Volume measurements may vary through differences in data acquisition (mAs, collimation, field-of-view), patient-related factors (different breath-hold levels, motion), software (inclusion/exclusion of adjacent structures such as vessels or pleura), and the nodule itself (density, inclusion or exclusion of surrounding ground glass or spiculations).36

LIMITATIONS

CAD for lung nodule detection is extensively developed and can be recommended for use as a concurrent or second reader to find nodules in thin-slice CT images. This recommendation more or less limits the CAD indication to lung cancer screening protocols. Routine examinations, such as oncology baseline or follow-up CT, are commonly obtained with larger slice thicknesses, in the magnitude of 5 mm. The decrease in performance of CAD with increasing slice thickness has been documented for 5 to 10-mm increments,23,37-39 and it is expected also in 1 to 5-mm increments but has not yet been documented in a large study. Some manufacturers restrict their algorithm to process only thin-slice CT images 2 mm or smaller. The benefit of CAD for 5-mm slices or larger is not yet known.
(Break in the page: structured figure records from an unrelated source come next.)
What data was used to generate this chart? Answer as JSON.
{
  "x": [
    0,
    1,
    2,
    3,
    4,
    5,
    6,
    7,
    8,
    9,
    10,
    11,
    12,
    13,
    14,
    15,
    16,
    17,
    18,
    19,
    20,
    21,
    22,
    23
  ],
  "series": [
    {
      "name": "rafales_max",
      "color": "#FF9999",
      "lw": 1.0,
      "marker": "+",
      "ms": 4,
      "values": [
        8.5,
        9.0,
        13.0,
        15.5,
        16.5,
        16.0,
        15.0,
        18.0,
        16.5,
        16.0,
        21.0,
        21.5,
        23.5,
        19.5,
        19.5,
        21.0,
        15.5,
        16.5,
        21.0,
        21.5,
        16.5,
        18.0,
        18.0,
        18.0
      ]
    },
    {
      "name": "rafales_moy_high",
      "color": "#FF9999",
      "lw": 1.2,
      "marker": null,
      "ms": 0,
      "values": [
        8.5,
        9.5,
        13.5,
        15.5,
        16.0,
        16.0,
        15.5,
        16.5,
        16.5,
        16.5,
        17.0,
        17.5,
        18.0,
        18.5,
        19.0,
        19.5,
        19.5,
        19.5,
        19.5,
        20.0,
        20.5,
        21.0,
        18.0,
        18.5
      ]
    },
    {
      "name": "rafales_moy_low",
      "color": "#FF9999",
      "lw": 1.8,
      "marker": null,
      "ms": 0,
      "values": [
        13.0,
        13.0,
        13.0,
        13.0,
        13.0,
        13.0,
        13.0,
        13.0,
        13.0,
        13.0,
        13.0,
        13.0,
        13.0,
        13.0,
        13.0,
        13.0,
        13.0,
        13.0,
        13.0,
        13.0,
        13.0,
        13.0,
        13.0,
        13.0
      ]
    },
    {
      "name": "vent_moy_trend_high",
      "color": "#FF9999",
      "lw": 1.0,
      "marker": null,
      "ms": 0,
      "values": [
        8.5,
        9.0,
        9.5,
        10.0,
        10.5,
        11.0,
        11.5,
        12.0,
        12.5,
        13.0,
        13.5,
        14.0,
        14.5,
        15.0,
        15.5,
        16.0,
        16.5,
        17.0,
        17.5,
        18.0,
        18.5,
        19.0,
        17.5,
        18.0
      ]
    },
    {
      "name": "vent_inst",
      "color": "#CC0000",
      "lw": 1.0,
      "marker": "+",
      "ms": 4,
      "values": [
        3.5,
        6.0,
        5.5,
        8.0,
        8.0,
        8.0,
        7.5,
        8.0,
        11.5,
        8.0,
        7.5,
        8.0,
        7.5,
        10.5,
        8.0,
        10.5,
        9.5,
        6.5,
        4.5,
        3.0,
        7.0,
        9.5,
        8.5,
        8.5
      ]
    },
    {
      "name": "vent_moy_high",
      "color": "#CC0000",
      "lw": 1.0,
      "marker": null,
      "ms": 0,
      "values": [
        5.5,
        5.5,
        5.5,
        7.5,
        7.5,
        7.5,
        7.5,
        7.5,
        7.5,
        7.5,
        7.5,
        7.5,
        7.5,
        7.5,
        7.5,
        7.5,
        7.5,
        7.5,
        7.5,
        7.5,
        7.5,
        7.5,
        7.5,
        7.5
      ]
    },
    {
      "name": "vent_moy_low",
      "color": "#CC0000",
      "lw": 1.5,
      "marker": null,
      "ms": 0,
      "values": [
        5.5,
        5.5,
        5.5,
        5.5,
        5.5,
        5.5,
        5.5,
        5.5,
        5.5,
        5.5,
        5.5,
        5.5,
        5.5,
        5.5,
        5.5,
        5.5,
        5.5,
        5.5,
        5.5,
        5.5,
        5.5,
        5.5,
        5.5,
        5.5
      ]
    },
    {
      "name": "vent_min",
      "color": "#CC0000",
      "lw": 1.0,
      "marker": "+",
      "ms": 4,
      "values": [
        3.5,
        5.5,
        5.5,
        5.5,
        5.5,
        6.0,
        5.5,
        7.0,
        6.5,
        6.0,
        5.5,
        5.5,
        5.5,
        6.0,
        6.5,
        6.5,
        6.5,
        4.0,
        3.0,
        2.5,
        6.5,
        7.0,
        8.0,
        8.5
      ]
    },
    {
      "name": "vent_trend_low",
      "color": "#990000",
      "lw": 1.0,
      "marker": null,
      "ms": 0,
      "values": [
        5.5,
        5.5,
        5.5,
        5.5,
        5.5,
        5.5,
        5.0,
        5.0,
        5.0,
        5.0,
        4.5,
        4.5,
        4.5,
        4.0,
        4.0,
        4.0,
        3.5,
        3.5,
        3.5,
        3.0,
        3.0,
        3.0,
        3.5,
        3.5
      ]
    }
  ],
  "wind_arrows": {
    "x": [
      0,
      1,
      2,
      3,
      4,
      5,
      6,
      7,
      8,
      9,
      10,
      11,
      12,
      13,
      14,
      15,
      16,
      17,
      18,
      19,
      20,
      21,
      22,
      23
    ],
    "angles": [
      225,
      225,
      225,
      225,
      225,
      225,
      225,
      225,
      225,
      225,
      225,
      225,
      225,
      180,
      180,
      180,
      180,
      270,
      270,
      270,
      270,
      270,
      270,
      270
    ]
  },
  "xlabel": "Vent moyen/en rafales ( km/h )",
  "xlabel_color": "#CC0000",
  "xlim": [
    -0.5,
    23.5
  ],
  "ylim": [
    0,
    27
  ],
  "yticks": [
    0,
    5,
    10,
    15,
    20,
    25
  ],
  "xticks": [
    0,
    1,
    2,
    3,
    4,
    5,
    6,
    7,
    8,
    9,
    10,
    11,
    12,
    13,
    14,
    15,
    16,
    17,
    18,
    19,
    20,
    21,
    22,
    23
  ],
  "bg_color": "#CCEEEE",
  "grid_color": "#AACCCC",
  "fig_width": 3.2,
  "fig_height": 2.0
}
Growth assessments can reliably be used for nodule characterization, if the CT scans have been performed with identical FOV, collimation, dose, and-as far as assessable-breath-hold.

Remaining issues lie with the nodules themselves. Solid or even part-solid nodules are more easily detected by CAD, whereas the detection of pure ground-glass opacities (GGO) remains the radiologists' responsibility. Some manufacturers limit their detection to solid nodules only, while others are targeting GGOs as well. Studies are under way to evaluate the performance of CAD systems in the detection of GGOs.

From the first major representation of CAD for lung nodule detection at the RSNA meeting in 2001 to today, we have witnessed a rapid development that has not yet plateaued. Studies are published almost monthly, evaluating CAD performances and addressing its limitations.